Currently, those arrested on misdemeanor or felony charges are usually held overnight and arraigned the following morning, when a bail determination is made by the judge. The need for bail for most crimes will be eliminated, with the exception being those felony crimes classified as violent, such as rape in the first degree, or assault with intent to kill.

“It is a greatly needed change,” Brian DeSesa of the Adam Miller Group said on Monday. DeSesa handles arraignments in East Hampton Town and Sag Harbor Village every other weekend, part of a state program designed to ensure adequate representation at all points in the judicial process.

“Poor people should not be sitting in jail because they have no money,” DeSesa added. He called the current process “burdensome on taxpayers” and said the new law would “reduce the need for arraignments.”

Most defendants, going forward, will be eligible to be released by the police with an appearance ticket, to be arraigned at a future date.

One type of arrest, DeSesa cautioned, may still require police to hold defendants until they can be arraigned the next day. That is of those charged with drunken driving.

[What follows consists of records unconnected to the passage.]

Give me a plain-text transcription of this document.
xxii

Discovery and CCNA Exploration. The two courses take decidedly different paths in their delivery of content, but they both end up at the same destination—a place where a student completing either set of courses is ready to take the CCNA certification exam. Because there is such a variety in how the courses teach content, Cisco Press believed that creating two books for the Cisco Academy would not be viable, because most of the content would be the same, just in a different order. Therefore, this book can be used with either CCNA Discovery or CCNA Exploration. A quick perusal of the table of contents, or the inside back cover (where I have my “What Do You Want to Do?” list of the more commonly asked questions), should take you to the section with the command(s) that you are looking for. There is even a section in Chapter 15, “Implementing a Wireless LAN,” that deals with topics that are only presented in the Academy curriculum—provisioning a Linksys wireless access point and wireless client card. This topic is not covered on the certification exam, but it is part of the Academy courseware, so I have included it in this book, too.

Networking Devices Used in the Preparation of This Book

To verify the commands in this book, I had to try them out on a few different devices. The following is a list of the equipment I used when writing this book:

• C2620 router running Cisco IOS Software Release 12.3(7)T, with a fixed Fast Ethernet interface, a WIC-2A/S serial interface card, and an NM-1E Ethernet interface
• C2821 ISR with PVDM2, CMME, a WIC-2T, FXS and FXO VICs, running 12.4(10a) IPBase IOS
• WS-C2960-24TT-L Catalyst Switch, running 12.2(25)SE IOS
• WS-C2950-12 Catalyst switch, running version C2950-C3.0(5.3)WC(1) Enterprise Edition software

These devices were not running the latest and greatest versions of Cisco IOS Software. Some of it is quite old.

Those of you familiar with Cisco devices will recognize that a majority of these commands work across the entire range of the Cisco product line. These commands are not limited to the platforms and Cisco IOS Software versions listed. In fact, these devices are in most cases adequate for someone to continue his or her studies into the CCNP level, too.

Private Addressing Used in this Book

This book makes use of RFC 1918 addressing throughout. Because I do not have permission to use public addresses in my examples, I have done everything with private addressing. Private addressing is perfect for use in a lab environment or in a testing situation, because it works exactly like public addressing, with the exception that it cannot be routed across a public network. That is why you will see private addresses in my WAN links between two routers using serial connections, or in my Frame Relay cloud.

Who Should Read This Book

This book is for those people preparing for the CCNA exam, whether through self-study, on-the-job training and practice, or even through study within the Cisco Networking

Currently, as part of the arraignment process, those accused of drunken driving have their driving privilege in New York State suspended. This suspension can only happen through a judge. If the police start releasing drunken driving suspects, the defendants will still have their license, and will still be able to drive, legally, at least until they are arraigned at a later date.

DeSesa believes the processing and arraigning of drunken driving defendants, even without the question of bail, will have to be addressed by various
municipalities and their police departments and justice courts.

The point of bail is to ensure the defendant’s return to court. Carl Irace of the Carl Irace & Associates law firm, commented on how that aspect of the new rules would play out on the East End. Irace also handles arraignments in East Hampton and Sag Harbor. Like DeSesa, Irace has worked previously as a prosecutor.

“In other places, where there are larger courthouses with more services and larger staff, there are pre-trial services that work to ensure that people are returning to court,” he said. “In smaller courts, like those throughout the East End, there are no agencies that offer anything like that. So, there are few alternatives to cash bail.”